Sur son site Internet, Air France donne les principales recommandations mais une note, au moment de la réservation par exemple, « serait une très bonne chose », dit-il. Elle permettrait de prendre le problème à la base en faisant peut-être baisser le nombre d’urgences à bord. D’après une étude publiée en 2013 dans le New England Journal of medicine, elles surviendraient en moyenne dans un vol sur 604.
L’idéal serait aussi, selon le médecin-réanimateur, que tous les passagers emportent avec eux leur dossier médical, « ou au moins quelques informations sur leurs antécédents et les traitements, primordiales en cas de malaise. »
Electrocardiogrammes et vasopresseurs
Sa deuxième recommandation concerne les connaissances du personnel navigant.
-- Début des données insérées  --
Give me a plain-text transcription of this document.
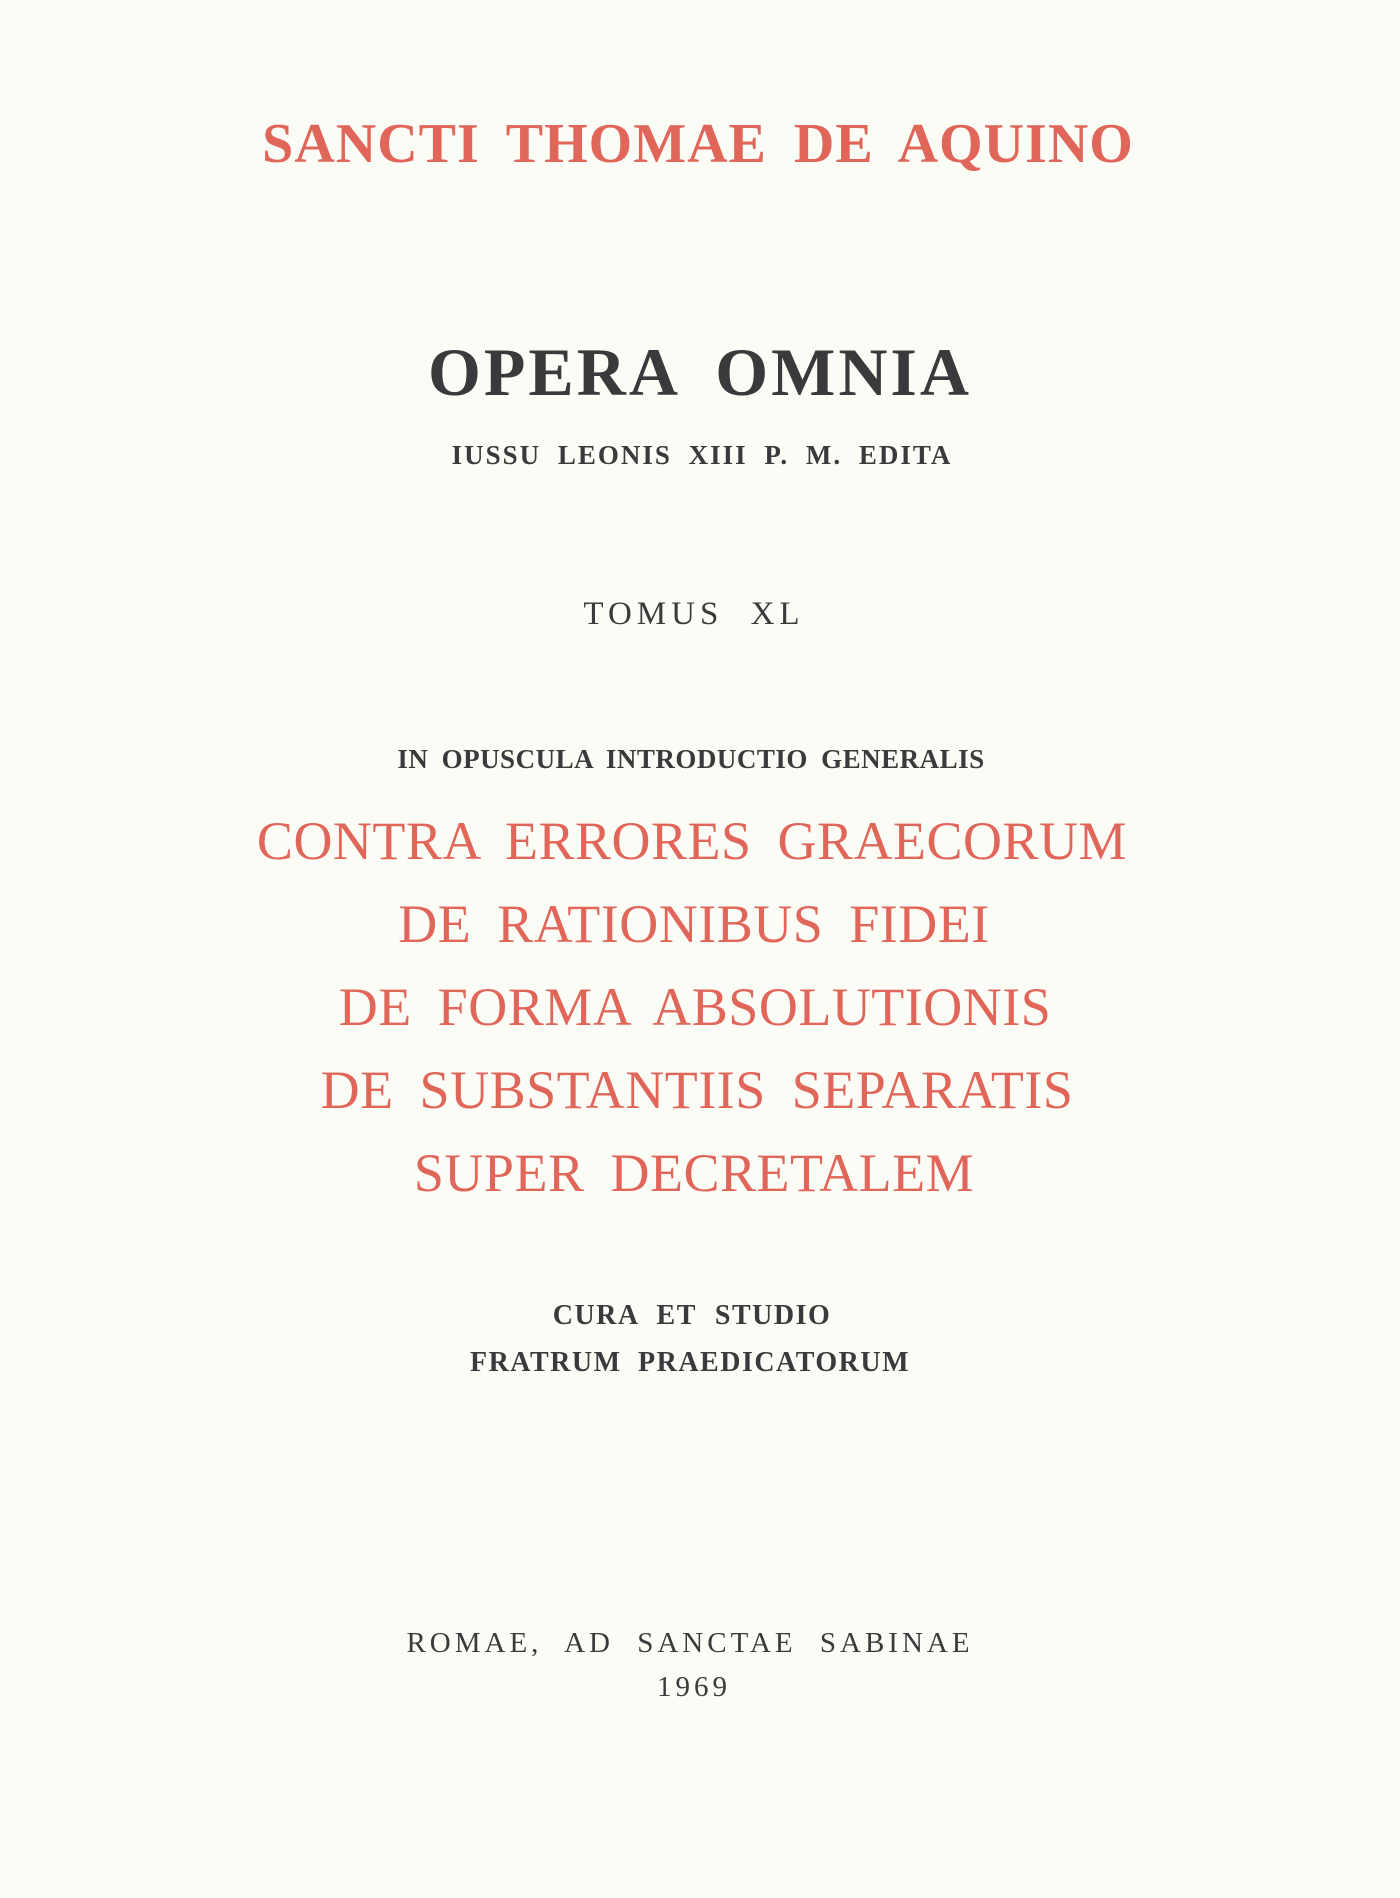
SANCTI THOMAE DE AQUINO
OPERA OMNIA

IUSSU LEONIS XIII P. M. EDITA

TOMUS XL

IN OPUSCULA INTRODUCTIO GENERALIS

CONTRA ERRORES GRAECORUM

DE RATIONIBUS FIDEI

DE FORMA ABSOLUTIONIS

DE SUBSTANTIIS SEPARATIS

SUPER DECRETALEM

CURA ET STUDIO

FRATRUM PRAEDICATORUM

ROMAE, AD SANCTAE SABINAE

1969
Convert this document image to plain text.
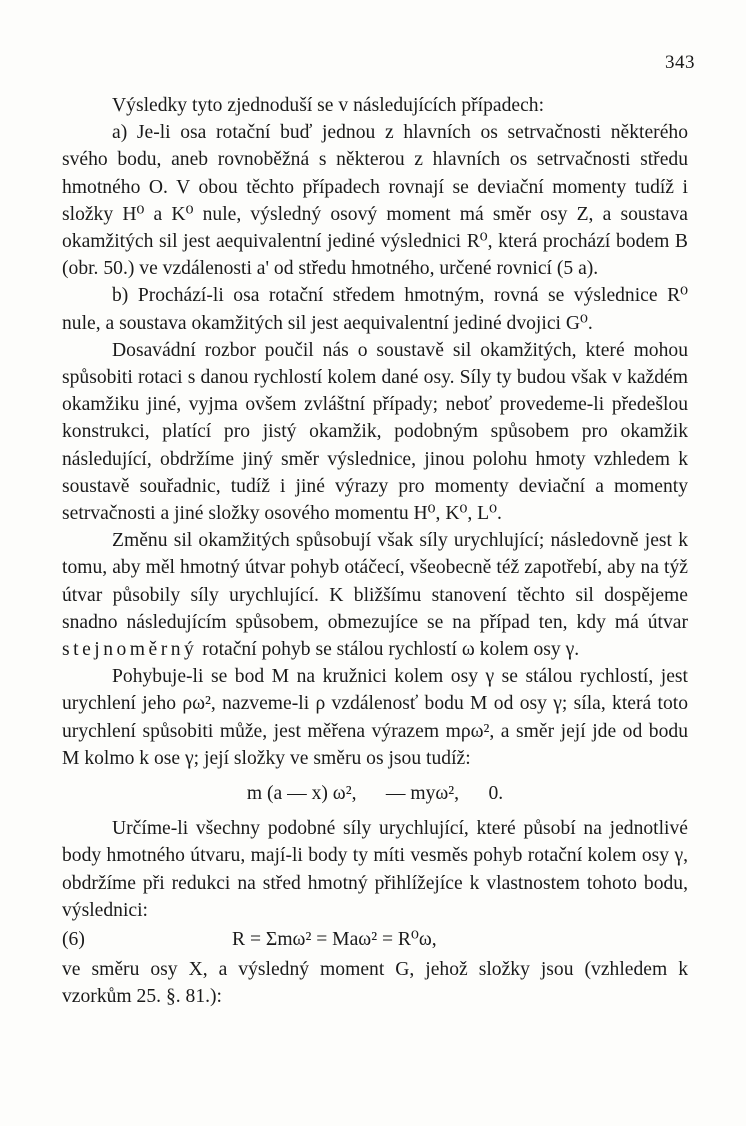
343

Výsledky tyto zjednoduší se v následujících případech:

a) Je-li osa rotační buď jednou z hlavních os setrvačnosti některého svého bodu, aneb rovnoběžná s některou z hlavních os setrvačnosti středu hmotného O. V obou těchto případech rovnají se deviační momenty tudíž i složky H⁰ a K⁰ nule, výsledný osový moment má směr osy Z, a soustava okamžitých sil jest aequivalentní jediné výslednici R⁰, která prochází bodem B (obr. 50.) ve vzdálenosti a' od středu hmotného, určené rovnicí (5 a).

b) Prochází-li osa rotační středem hmotným, rovná se výslednice R⁰ nule, a soustava okamžitých sil jest aequivalentní jediné dvojici G⁰.

Dosavádní rozbor poučil nás o soustavě sil okamžitých, které mohou spůsobiti rotaci s danou rychlostí kolem dané osy. Síly ty budou však v každém okamžiku jiné, vyjma ovšem zvláštní případy; neboť provedeme-li předešlou konstrukci, platící pro jistý okamžik, podobným spůsobem pro okamžik následující, obdržíme jiný směr výslednice, jinou polohu hmoty vzhledem k soustavě souřadnic, tudíž i jiné výrazy pro momenty deviační a momenty setrvačnosti a jiné složky osového momentu H⁰, K⁰, L⁰.

Změnu sil okamžitých spůsobují však síly urychlující; následovně jest k tomu, aby měl hmotný útvar pohyb otáčecí, všeobecně též zapotřebí, aby na týž útvar působily síly urychlující. K bližšímu stanovení těchto sil dospějeme snadno následujícím spůsobem, obmezujíce se na případ ten, kdy má útvar stejnoměrný rotační pohyb se stálou rychlostí ω kolem osy γ.

Pohybuje-li se bod M na kružnici kolem osy γ se stálou rychlostí, jest urychlení jeho ρω², nazveme-li ρ vzdálenosť bodu M od osy γ; síla, která toto urychlení spůsobiti může, jest měřena výrazem mρω², a směr její jde od bodu M kolmo k ose γ; její složky ve směru os jsou tudíž:

m (a — x) ω²,      — myω²,      0.

Určíme-li všechny podobné síly urychlující, které působí na jednotlivé body hmotného útvaru, mají-li body ty míti vesměs pohyb rotační kolem osy γ, obdržíme při redukci na střed hmotný přihlížejíce k vlastnostem tohoto bodu, výslednici:

(6)	R = Σmω² = Maω² = R⁰ω,

ve směru osy X, a výsledný moment G, jehož složky jsou (vzhledem k vzorkům 25. §. 81.):
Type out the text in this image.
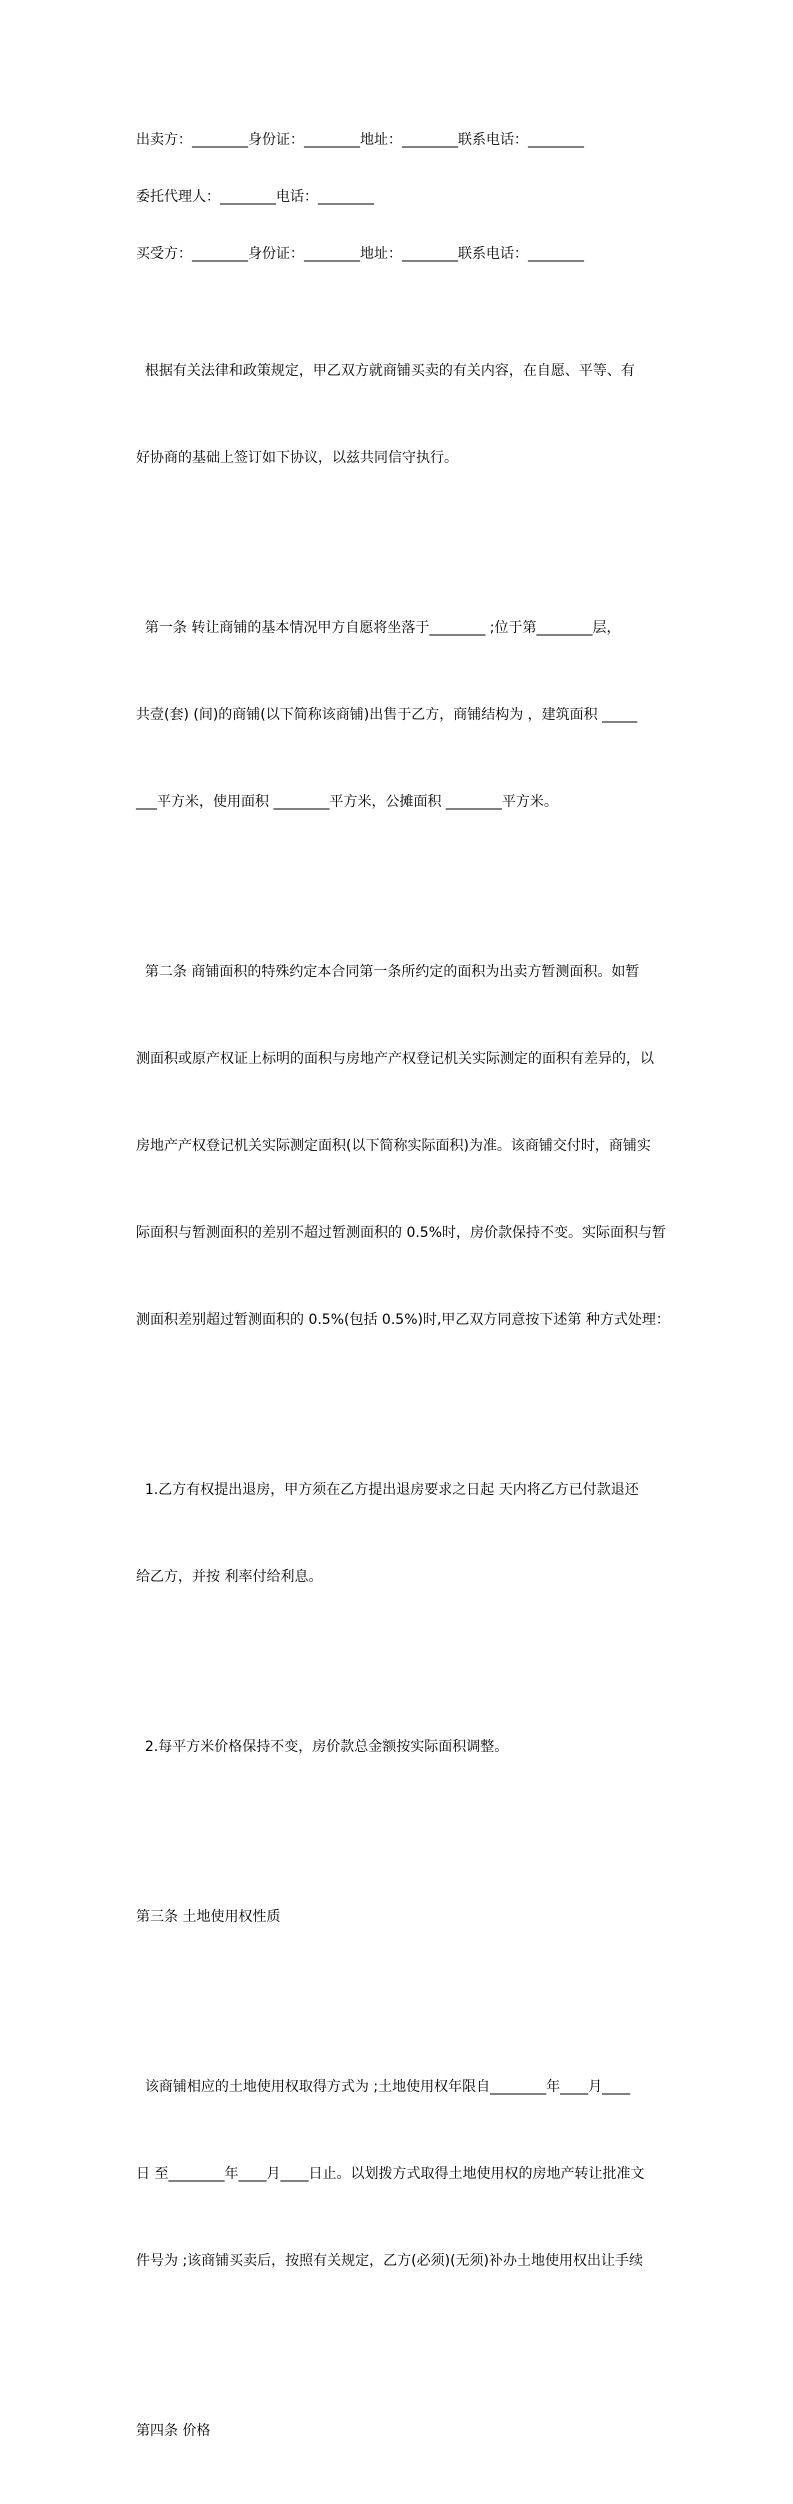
出卖方：________身份证：________地址：________联系电话：________
委托代理人：________电话：________
买受方：________身份证：________地址：________联系电话：________

根据有关法律和政策规定，甲乙双方就商铺买卖的有关内容，在自愿、平等、有

好协商的基础上签订如下协议，以兹共同信守执行。

第一条 转让商铺的基本情况甲方自愿将坐落于________ ;位于第________层，

共壹(套) (间)的商铺(以下简称该商铺)出售于乙方，商铺结构为 ，建筑面积 _____

___平方米，使用面积 ________平方米，公摊面积 ________平方米。

第二条 商铺面积的特殊约定本合同第一条所约定的面积为出卖方暂测面积。如暂

测面积或原产权证上标明的面积与房地产产权登记机关实际测定的面积有差异的，以

房地产产权登记机关实际测定面积(以下简称实际面积)为准。该商铺交付时，商铺实

际面积与暂测面积的差别不超过暂测面积的 0.5%时，房价款保持不变。实际面积与暂

测面积差别超过暂测面积的 0.5%(包括 0.5%)时,甲乙双方同意按下述第 种方式处理：

1.乙方有权提出退房，甲方须在乙方提出退房要求之日起 天内将乙方已付款退还

给乙方，并按 利率付给利息。

2.每平方米价格保持不变，房价款总金额按实际面积调整。

第三条 土地使用权性质

该商铺相应的土地使用权取得方式为 ;土地使用权年限自________年____月____

日 至________年____月____日止。以划拨方式取得土地使用权的房地产转让批准文

件号为 ;该商铺买卖后，按照有关规定，乙方(必须)(无须)补办土地使用权出让手续

第四条 价格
En première ligne pour assister un médecin amené à intervenir en vol, stewards et hôtesses doivent être aussi efficaces que possible, chaque seconde étant comptée pour maximiser les chances de survie. « Ils reçoivent de solides formations de secourisme mais il leur manque certaines connaissances en matière de jargon médical, estime encore Vincent Liu-Bousquel. Une journée d’entraînement ou même un document détaillé pourraient améliorer cela. Sur l’infarctus du mois d’août, j’avais dû mal à me faire comprendre au moment d’installer une perfusion. On ne m’a pas forcément tendu les bons outils tout de suite. »
La question du matériel médical embarqué pose aussi justement question selon le médecin niçois. « Il y a un défibrillateur automatique mais il faudrait aussi un ECG [électrocardiographe qui réalise des électrocardiogrammes] pour pouvoir suivre l’activité du cœur et savoir quand administrer les médicaments le plus efficacement possible ». « Il faudrait aussi d’autres médicaments et notamment des vasopresseurs [pour augmenter la tension artérielle]. »
Des recommandations qui « peuvent s’adresser toutes les compagnies »
Autant de points que le réanimateur aimerait discuter avec le médecin-conseil d’Air France « sachant que toutes ces recommandations peuvent s’adresser à l’ensemble des compagnies », souligne-t-il encore. « La prise en charge peut-être encore améliorée », assure-t-il.
De son côté, le Dr Vincent Feuillie, référant de la compagnie tricolore, rappelait cet été dans une interview donnée au média spécialisé Egora.fr qu'« une étude menée il y a quelques années a montré que le taux de survie pour un arrêt cardiorespiratoire est supérieur à bord d’un avion ». Plus important en tout cas que dans le cas de malaises qui surviennent dans le cadre privé, à domicile, et sans témoins.